Globalement, le pronostic de l’A/IPLV était bon :
* résolution totale de 56 % à un an,
* 77% à 2 ans,
* 87% à 3 ans,
* 92 % à 5 ans et 10 ans,
* et, enfin, 97% à 15 ans d’âge.

Chez les enfants âgés de moins de 10 ans, 41% développaient un asthme et 31% une rhino-conjonctivite.

Les enfants atteints d’IPLV donc non IgE-médiée pendant la petite enfance avaient un risque significativement moindre de voir persister cette intolérance, de développer d’autres allergies alimentaires, de l’asthme ou de la rhino-conjonctivite.

Durant la petite enfance, à l’âge de 18 mois, les épisodes de sifflements thoraciques représentaient la pathologie ayant la plus grande prévalence (20%), suivie ensuite par l’eczéma atopique (14%) et les allergies alimentaires (7%).

Les médecins diagnostiquaient une augmentation de l’asthme de 2% à l’âge de 18 mois à 9% à l’âge de 10 ans.

Dans le même intervalle, l’augmentation de la rhino-conjonctivite passait de moins de 1% à 9%.

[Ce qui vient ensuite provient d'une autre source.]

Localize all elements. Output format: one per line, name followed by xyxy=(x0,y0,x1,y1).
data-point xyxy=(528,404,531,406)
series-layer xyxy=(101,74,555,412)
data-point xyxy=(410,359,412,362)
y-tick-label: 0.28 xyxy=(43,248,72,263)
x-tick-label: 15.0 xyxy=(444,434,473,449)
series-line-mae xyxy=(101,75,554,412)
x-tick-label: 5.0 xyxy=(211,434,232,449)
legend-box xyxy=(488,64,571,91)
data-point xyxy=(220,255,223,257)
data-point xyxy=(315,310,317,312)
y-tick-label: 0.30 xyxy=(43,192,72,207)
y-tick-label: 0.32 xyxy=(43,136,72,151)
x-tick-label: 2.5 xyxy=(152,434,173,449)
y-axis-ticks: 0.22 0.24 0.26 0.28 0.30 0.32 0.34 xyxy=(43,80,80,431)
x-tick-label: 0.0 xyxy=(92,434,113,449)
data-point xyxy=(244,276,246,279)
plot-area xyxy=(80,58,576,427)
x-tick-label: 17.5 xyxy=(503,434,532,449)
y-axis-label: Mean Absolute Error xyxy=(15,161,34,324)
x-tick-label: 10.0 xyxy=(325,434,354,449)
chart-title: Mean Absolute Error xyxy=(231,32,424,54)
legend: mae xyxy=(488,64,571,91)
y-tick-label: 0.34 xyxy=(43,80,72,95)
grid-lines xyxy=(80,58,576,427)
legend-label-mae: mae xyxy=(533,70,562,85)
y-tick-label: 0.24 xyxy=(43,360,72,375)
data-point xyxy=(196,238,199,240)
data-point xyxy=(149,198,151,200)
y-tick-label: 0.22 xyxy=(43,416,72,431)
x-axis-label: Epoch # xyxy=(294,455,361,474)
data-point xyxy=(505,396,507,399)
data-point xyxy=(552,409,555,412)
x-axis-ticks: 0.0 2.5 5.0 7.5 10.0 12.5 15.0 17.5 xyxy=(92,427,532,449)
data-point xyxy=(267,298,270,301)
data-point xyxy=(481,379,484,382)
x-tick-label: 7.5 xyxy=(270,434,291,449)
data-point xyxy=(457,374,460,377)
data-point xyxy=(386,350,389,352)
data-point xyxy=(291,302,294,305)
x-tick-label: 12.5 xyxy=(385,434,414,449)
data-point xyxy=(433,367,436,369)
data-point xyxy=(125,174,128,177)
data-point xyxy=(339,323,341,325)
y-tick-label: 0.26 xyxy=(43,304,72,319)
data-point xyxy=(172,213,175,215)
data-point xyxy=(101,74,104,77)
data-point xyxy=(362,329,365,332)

Globalement, la prévalence de toute manifestation d’atopie était de 20% à l’âge de 18 mois, diminuant à 14% à l’âge de 5 ans pour, ensuite, augmenter à 25% à l’âge de 10 ans.

Les taux de sensibilisation, aux âges de 18 mois, 5 ans et 10 ans, aux aéroallergènes et/ou aux trophallergènes (IgE spécifiques au moins égales à la classe 2 en CAP RAST, Pharmacia) étaient bas parmi les patients asymptomatiques (3%, 10% et 12%) comparés aux taux des atopiques symptomatiques (8%, 39% et 30%).

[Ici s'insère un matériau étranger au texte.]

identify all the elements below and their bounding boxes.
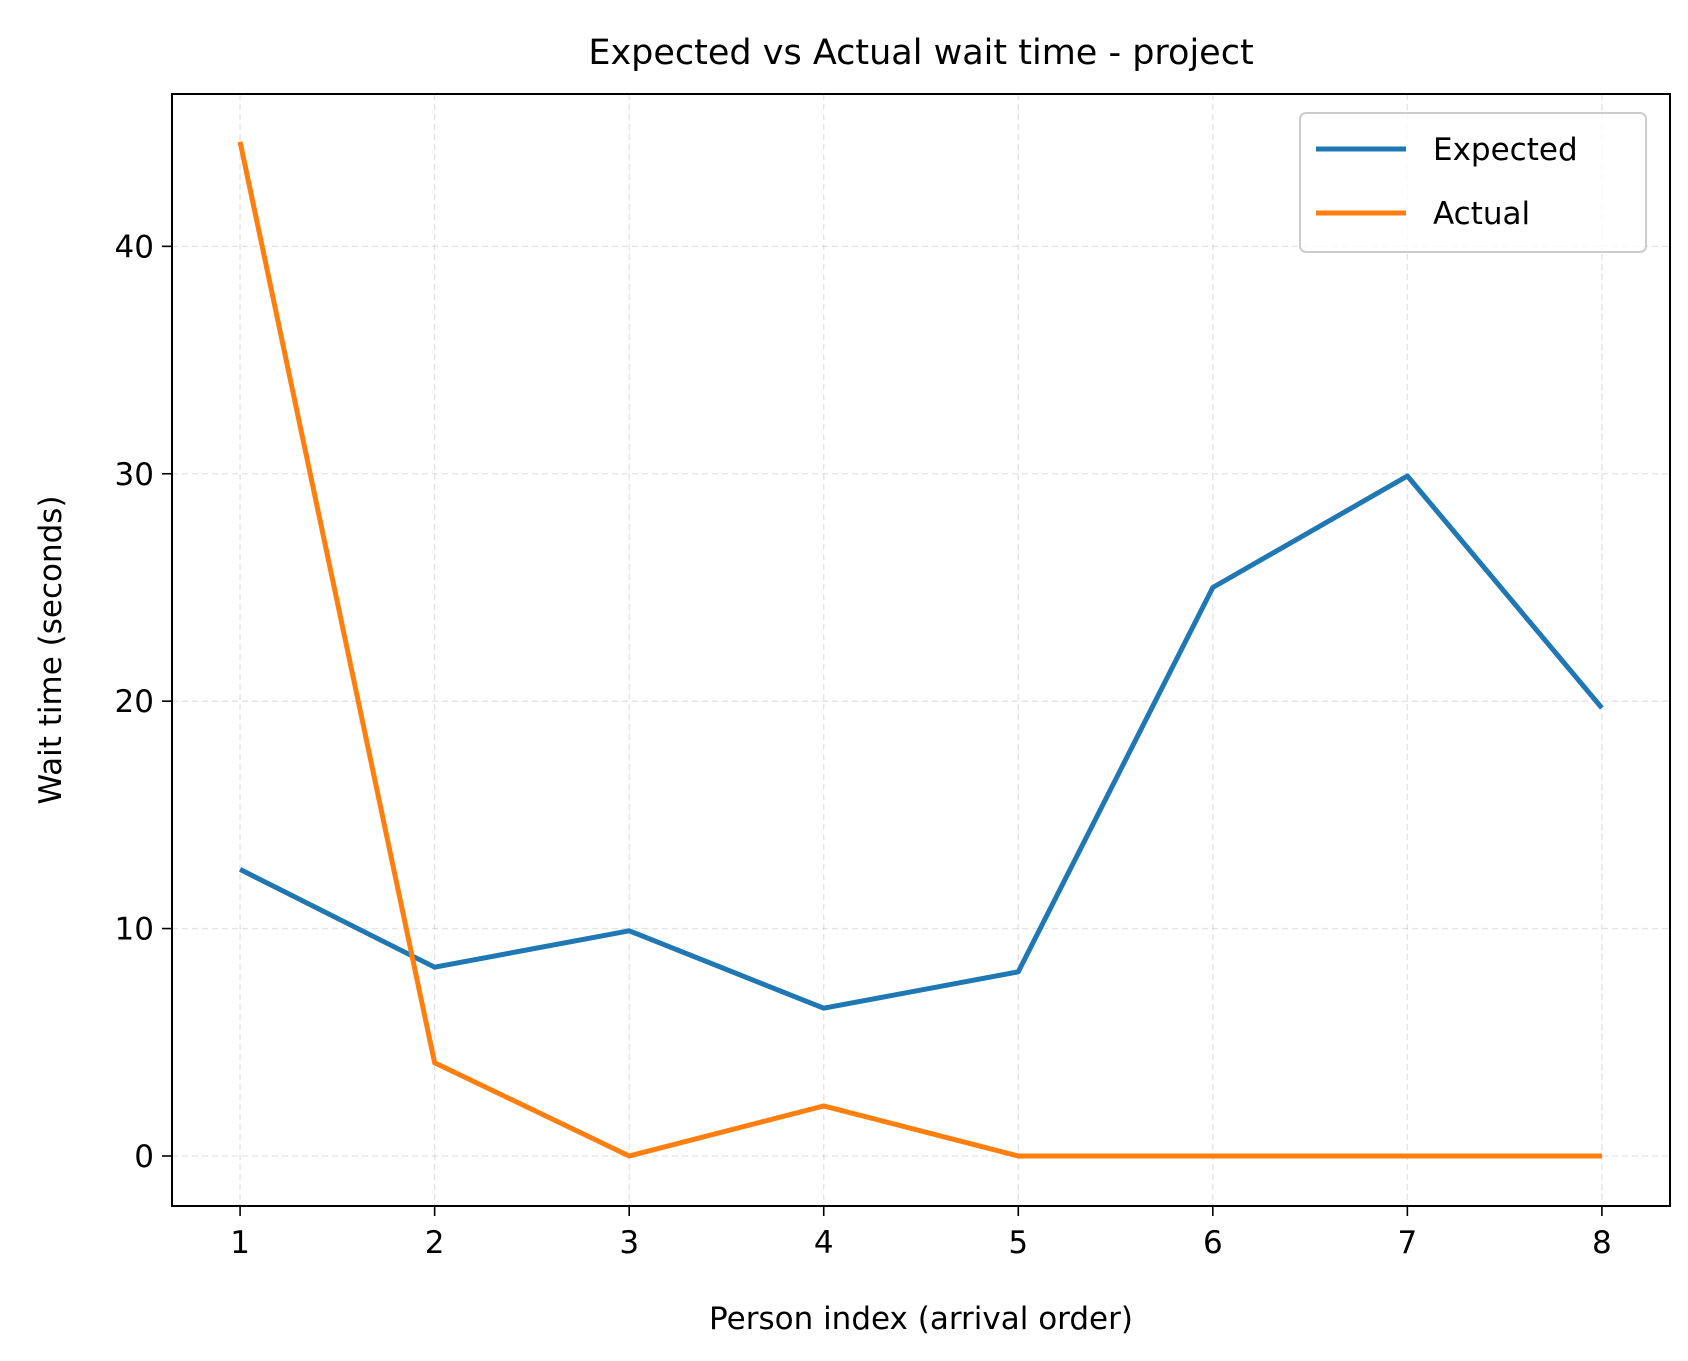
x-tick-label: 3 <box>619 1225 639 1261</box>
series-lines <box>237 141 1604 1159</box>
series-line-actual <box>237 141 1602 1159</box>
y-axis-ticks: 0 10 20 30 40 <box>115 229 172 1175</box>
x-axis-label: Person index (arrival order) <box>709 1301 1133 1337</box>
legend-label-actual: Actual <box>1433 196 1530 232</box>
x-tick-label: 7 <box>1397 1225 1417 1261</box>
x-tick-label: 1 <box>230 1225 250 1261</box>
x-axis-ticks: 1 2 3 4 5 6 7 8 <box>230 1206 1612 1261</box>
grid <box>172 94 1670 1206</box>
plot-frame <box>171 93 1671 1207</box>
x-tick-label: 6 <box>1203 1225 1223 1261</box>
y-tick-label: 20 <box>115 684 154 720</box>
y-tick-label: 30 <box>115 457 154 493</box>
x-tick-label: 4 <box>814 1225 834 1261</box>
x-tick-label: 5 <box>1008 1225 1028 1261</box>
y-axis-label: Wait time (seconds) <box>33 495 69 804</box>
legend: Expected Actual <box>1299 112 1647 253</box>
y-tick-label: 40 <box>115 229 154 265</box>
y-tick-label: 0 <box>134 1139 154 1175</box>
chart-title: Expected vs Actual wait time - project <box>588 33 1253 73</box>
y-tick-label: 10 <box>115 912 154 948</box>
x-tick-label: 8 <box>1592 1225 1612 1261</box>
series-line-expected <box>238 473 1604 1011</box>
x-tick-label: 2 <box>425 1225 445 1261</box>
legend-label-expected: Expected <box>1433 132 1578 168</box>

Le taux le plus élevé de sensibilisation (53%) était retrouvé parmi les enfants atteints d’asthme évolutif à l’âge de 10 ans.


Il s’agit vraiment d’une très belle étude prospective, non-interventionnelle sur une cohorte d’enfants nés tous dans la même année et suivis durant 15 ans.

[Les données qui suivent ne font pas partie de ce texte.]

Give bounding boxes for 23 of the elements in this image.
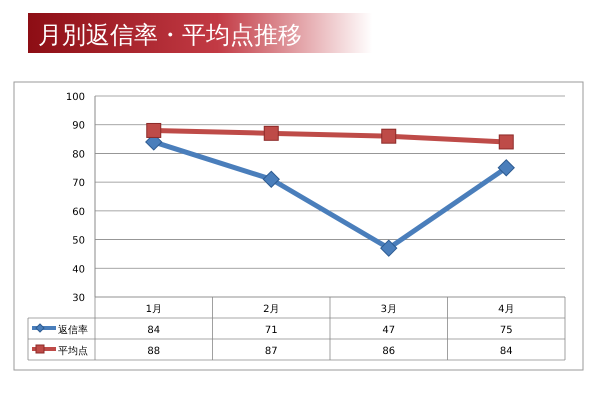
x-tick-label: 3月 bbox=[380, 304, 397, 315]
y-tick-label: 90 bbox=[72, 120, 85, 132]
data-label: 86 bbox=[382, 346, 396, 357]
y-tick-label: 70 bbox=[72, 178, 85, 190]
y-tick-label: 80 bbox=[72, 149, 85, 160]
y-tick-label: 30 bbox=[72, 293, 85, 304]
data-label: 75 bbox=[500, 325, 513, 336]
legend-label: 返信率 bbox=[58, 324, 88, 336]
y-tick-label: 60 bbox=[72, 206, 85, 218]
y-tick-label: 40 bbox=[72, 264, 85, 276]
y-tick-label: 50 bbox=[72, 236, 85, 247]
data-label: 71 bbox=[264, 325, 278, 336]
x-tick-label: 4月 bbox=[498, 304, 514, 315]
data-label: 88 bbox=[147, 346, 160, 357]
chart-title: 月別返信率・平均点推移 bbox=[38, 21, 302, 49]
data-label: 47 bbox=[382, 325, 396, 336]
data-label: 87 bbox=[264, 346, 278, 357]
data-label: 84 bbox=[147, 325, 160, 336]
legend-label: 平均点 bbox=[58, 345, 88, 357]
data-label: 84 bbox=[500, 346, 513, 357]
x-tick-label: 1月 bbox=[146, 304, 162, 315]
x-tick-label: 2月 bbox=[263, 304, 280, 315]
y-tick-label: 100 bbox=[66, 92, 85, 103]
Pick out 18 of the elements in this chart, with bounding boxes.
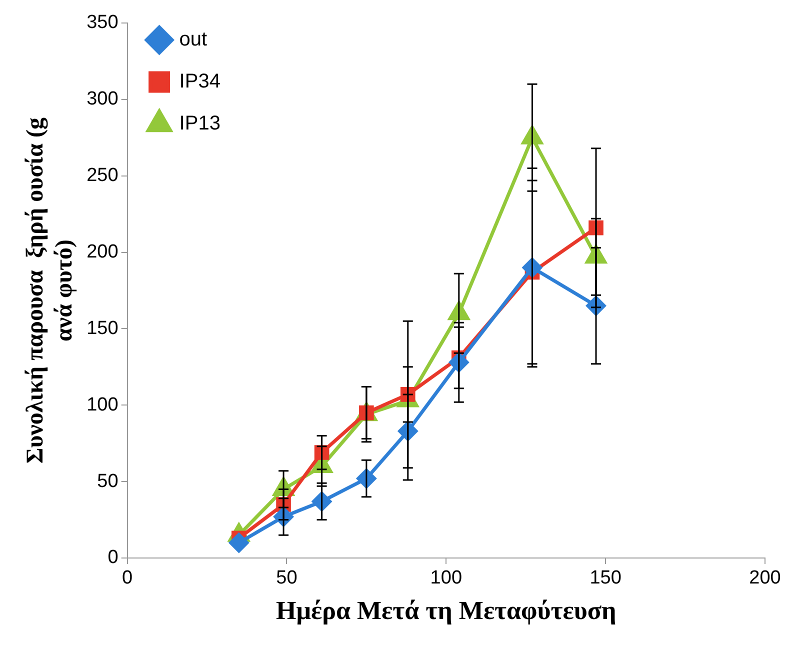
y-tick-label: 0 — [108, 547, 118, 568]
x-tick-label: 150 — [590, 568, 622, 589]
y-tick-label: 100 — [86, 394, 118, 416]
x-tick-label: 0 — [122, 568, 133, 589]
legend-label: IP34 — [179, 70, 220, 93]
x-tick-label: 100 — [430, 568, 462, 589]
x-tick-label: 50 — [276, 568, 298, 589]
x-axis-title: Ημέρα Μετά τη Μεταφύτευση — [276, 596, 616, 626]
y-tick-label: 300 — [86, 88, 118, 110]
y-tick-label: 200 — [86, 242, 118, 263]
y-tick-label: 150 — [86, 318, 118, 339]
legend-label: IP13 — [179, 112, 220, 135]
y-axis-title: Συνολική παρουσα ξηρή ουσία (g ανά φυτό) — [22, 118, 78, 464]
y-tick-label: 350 — [86, 12, 118, 34]
y-tick-label: 250 — [86, 165, 118, 186]
x-tick-label: 200 — [749, 568, 781, 589]
legend-label: out — [179, 28, 208, 51]
y-tick-label: 50 — [97, 470, 118, 492]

Cette étude confirme ce que nous savions déjà, l’A/IPLV a un bon pronostic, à un an la moitié des enfants sont guéris, à 2 ans 77% le sont et à l’âge de 15 ans 97% voient leur problème résolu.

Malheureusement, cette maladie allergique « se commute » sur les manifestations allergiques respiratoires : 41% des enfants de moins de 10 ans présentent un asthme et 31% une rhino-conjonctivite.

Bien sûr, tout cela dans le cadre d’autres sensibilisations, ainsi les enfants de 10 ans asthmatiques sont les plus sensibilisés (53%).

Autre aspect bien logique, les enfants chez qui n’ont pas été retrouvé d’arguments en faveur d’une médiation par les IgE ont moins de risque de voir évoluer longtemps leur intolérance, de souffrir d’asthme ou d’avoir d’autres allergies alimentaires.

Première réflexion qu’amène cette étude, il existe bien deux entités, l’allergie aux protéines de lait de vache, IgE médiée, et, l’intolérance dont le mécanisme est sans doute immunitaire mais ne fait pas intervenir les IgE. L’intolérance est de meilleur pronostic.

L’allergie « vraie » aux protéines de lait de vache est une maladie de l’atopie, son évolution favorable suggère qu’il s’agit bien là d’une pathologie IgE médiée intervenant sur un système immunitaire immature. Ceci implique qu’outre les mesures préventives essentiellement à type d’éviction des protéines du lait de vache (régime équilibré chez la mère, hydrolysats chez le nourrissons), il faut aussi penser aux facteurs de maturation du système immunitaire.

Enfin l’APLV est un véritable marqueur quasi pathognomonique d’allergie respiratoire future et même d’autres allergies alimentaires. Toutes les mesures d’éviction des acariens, des animaux domestiques doivent être appliquées. Sans oublier, la prévention du tabagisme parentale qui est un facteur d’augmentation du risque d’expression de l’allergie respiratoire de l’enfant atopique.

Enfin, dans le but d’éviter l’apparition d’autres allergies alimentaires, il faut diversifier le plus tard possible et éviter soigneusement arachide, œuf.